30. While the safeguards are in place to deter irresponsible behaviour, it is important also for our HIV legislation to be aligned with medical advancements in HIV treatment, in order to encourage early detection and treatment of HIV. HIV remains incurable. However, with medical advancements in HIV treatment, persons living with HIV who adhere to their HIV treatment as prescribed by their doctors are now able to reduce the amount of HIV in their bodies to an undetectable level. This is referred to as having an undetectable viral load. A person who maintains a stable undetectable viral load over time, as a result of a consistent adherence to their treatment, cannot transmit HIV to their sexual partner. The sexual partner therefore is not at risk of contracting HIV from these individuals.

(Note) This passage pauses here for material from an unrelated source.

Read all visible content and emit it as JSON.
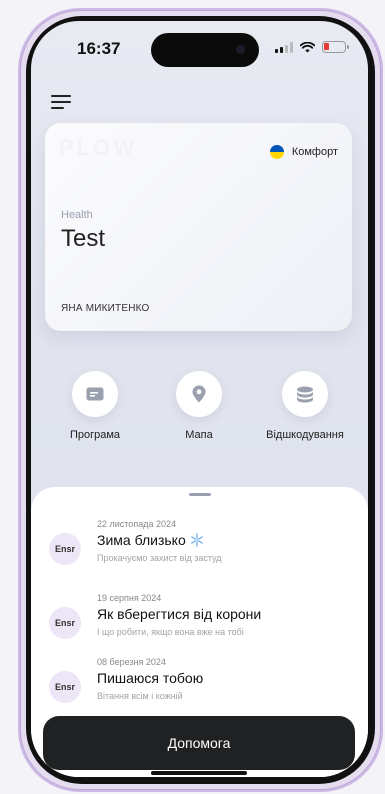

31. The amendment Bill introduces a provision which excludes persons living with HIV from the disclosure requirement under section 23(1), if the person has maintained an undetectable viral load for a certain period of time preceding the sexual activity in question. A person is presumed to have done so if certain conditions are met. These conditions are that the person living with HIV adhere to treatment, have stable and consistent undetectable viral load test results from a licensed laboratory in Singapore, and have an undetectable viral load test result within a specified period prior to sexual activity. More details will be set out in subsidiary legislation. This amendment aligns with medical advancements and our public health objective to curb transmission by shifting greater responsibility to individuals to get tested and treated for HIV in order to achieve and maintain a stable undetectable viral load.

32. The objectives of the amendments are to encourage individuals who are at higher risk of getting HIV to be tested regularly for HIV, and if positive, to get treated early, so that they can achieve undetectable viral load as early as possible. We urge persons living with HIV to adhere to HIV treatment and monitor their viral load closely with their doctors. In doing so, we aim to reduce the risk of HIV transmission. Singapore is not the first or only country to amend the law on this. Other jurisdictions such as Sweden, Taiwan, United States have removed the disclosure requirement for persons living with HIV who have no risk of transmitting HIV.  I would like to emphasise that in proposing the amendments, we are not relaxing the public health safeguards against HIV transmission, but encouraging infected persons to come forward to be tested and treated, thereby better protecting their sexual partners. Irresponsible behaviour that can lead to the transmission of HIV remains an offence in Singapore, and appropriate enforcement action will be taken as required.

D. Conclusion

33. To conclude, I return to the primary aim behind the amendment Bill. We have sought to enhance the IDA to enable the swift prevention and control of infectious diseases, and the flexibility to calibrate our response according to the public health situation. We have ported over relevant provisions under CTMA Part 7 which served us well and updated the existing IDA provisions.

34. As experts have cautioned, the likelihood of another pathogen with even deadlier potential than COVID-19 remains. The intent behind these amendments is to better equip MOH and Singapore to tackle future outbreaks and pandemics, safeguard the lives of our people and the functioning of our healthcare system.

35. I ask for the support of all Members for this Bill. Madam Deputy Speaker, I beg to move.